Adele’s thumbs worked at the impossibly stiff muscle. “How long has it been like this?”

Kash closed his eyes and knocked his head against the headboard. “Since I woke up. My fingers started to release a little while ago, but then I had a full-body spasm, and they tightened back up.”

Adele wanted to kiss his wrist, his knuckles, his jaw, hislips. In another world, he might have. For now, he shifted a little closer and continued rubbing. This didn’t usually work, but Kash was honest when it said it helped his body feel better, and Adele would do this until he collapsed if it meant being able to give his friend some relief.

“How was work, dear?” Kash asked after a long beat of silence.
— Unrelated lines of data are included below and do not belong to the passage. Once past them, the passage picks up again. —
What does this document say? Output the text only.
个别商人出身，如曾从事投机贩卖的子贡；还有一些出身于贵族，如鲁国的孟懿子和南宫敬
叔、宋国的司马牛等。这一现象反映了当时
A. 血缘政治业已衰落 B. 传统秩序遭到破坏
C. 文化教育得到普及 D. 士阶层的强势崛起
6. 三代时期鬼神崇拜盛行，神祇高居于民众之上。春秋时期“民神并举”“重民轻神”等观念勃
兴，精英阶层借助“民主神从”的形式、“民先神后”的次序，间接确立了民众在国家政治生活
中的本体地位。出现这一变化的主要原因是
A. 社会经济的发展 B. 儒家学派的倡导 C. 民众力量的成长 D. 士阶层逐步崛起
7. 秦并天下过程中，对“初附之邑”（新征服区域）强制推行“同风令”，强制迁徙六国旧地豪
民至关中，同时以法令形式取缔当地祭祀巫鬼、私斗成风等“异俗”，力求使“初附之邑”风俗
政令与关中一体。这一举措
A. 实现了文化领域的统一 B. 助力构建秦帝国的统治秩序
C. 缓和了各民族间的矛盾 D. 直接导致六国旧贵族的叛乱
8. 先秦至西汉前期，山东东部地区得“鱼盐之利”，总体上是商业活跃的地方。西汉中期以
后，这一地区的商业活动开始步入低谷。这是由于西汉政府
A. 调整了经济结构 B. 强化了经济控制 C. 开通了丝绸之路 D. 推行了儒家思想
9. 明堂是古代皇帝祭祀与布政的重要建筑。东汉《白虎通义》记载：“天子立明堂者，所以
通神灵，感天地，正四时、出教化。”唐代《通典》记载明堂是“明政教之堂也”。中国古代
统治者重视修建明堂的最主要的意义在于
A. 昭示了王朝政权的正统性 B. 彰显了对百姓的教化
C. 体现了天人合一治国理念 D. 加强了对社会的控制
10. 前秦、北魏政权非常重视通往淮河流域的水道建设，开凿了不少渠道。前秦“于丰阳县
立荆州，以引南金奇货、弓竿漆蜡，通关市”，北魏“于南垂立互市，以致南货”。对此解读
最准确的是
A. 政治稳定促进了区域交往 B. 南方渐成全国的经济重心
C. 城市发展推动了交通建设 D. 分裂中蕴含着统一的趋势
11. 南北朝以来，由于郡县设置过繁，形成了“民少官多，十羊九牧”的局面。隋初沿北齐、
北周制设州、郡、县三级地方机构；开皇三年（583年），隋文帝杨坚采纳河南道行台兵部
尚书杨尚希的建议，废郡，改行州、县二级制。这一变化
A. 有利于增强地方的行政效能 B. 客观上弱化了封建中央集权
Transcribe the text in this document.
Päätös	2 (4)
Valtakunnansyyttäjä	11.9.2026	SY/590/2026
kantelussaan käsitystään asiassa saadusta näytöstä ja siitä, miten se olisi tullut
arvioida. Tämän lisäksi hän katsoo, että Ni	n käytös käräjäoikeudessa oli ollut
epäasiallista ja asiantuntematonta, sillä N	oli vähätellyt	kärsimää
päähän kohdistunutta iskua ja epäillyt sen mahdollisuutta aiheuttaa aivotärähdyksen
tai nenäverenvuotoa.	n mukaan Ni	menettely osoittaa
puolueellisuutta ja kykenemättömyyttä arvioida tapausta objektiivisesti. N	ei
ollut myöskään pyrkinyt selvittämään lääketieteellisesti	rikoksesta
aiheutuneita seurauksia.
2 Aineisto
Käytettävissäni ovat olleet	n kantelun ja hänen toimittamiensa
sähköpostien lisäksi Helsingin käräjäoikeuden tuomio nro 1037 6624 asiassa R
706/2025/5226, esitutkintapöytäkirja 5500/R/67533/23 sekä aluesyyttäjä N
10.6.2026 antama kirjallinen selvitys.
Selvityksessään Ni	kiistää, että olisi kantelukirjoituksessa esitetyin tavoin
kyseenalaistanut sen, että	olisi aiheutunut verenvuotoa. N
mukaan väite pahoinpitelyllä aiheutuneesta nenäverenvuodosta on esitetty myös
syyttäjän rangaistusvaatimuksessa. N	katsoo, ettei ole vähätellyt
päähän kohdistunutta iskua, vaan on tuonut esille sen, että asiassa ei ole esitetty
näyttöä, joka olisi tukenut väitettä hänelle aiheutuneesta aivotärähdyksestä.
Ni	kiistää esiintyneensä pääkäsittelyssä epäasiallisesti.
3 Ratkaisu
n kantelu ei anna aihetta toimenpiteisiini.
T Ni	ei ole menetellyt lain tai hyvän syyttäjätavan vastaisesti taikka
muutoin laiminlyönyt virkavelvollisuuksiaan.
Adele grinned and laid his head on Kash’s shoulder. “Good. Boring. No calls today. Oh, and Ridge is coming over tomorrow to cook us dinner.”

“Like a date?”

Adele tried to read his tone, but it sounded neutral. Maybe too neutral? Was he hiding something? No, that was wishful thinking. “More like he thinks I’m a pathetic, lonely loser who’s going to be alone when my son moves out of the house, and he wants to make sure I’m being taken care of.”

Kash snorted. “I’ve been on you about that for years.”

“Yes, thank you. You two have a very cool club,” Adele snarked back.

Kash grinned and turned his head, pressing a kiss to Adele’s hair. “That’s sweet of him. Maybe you can save me some leftovers.”

Adele lifted his head. “He’s cookingusdinner, Kash. Me, you, Gage. Please meet him. It’s not a dad thing.”

Kash had been repeatedly invited to dad events, which he’d turned down, stating he wasn’t one. And he fought back every time Adele implied that he was an honorary one for how much Kash had always loved Gage the way a father should. He’d made an appearance at a few of the afternoon lunch events when Adele was barbequing, but nothing more than that.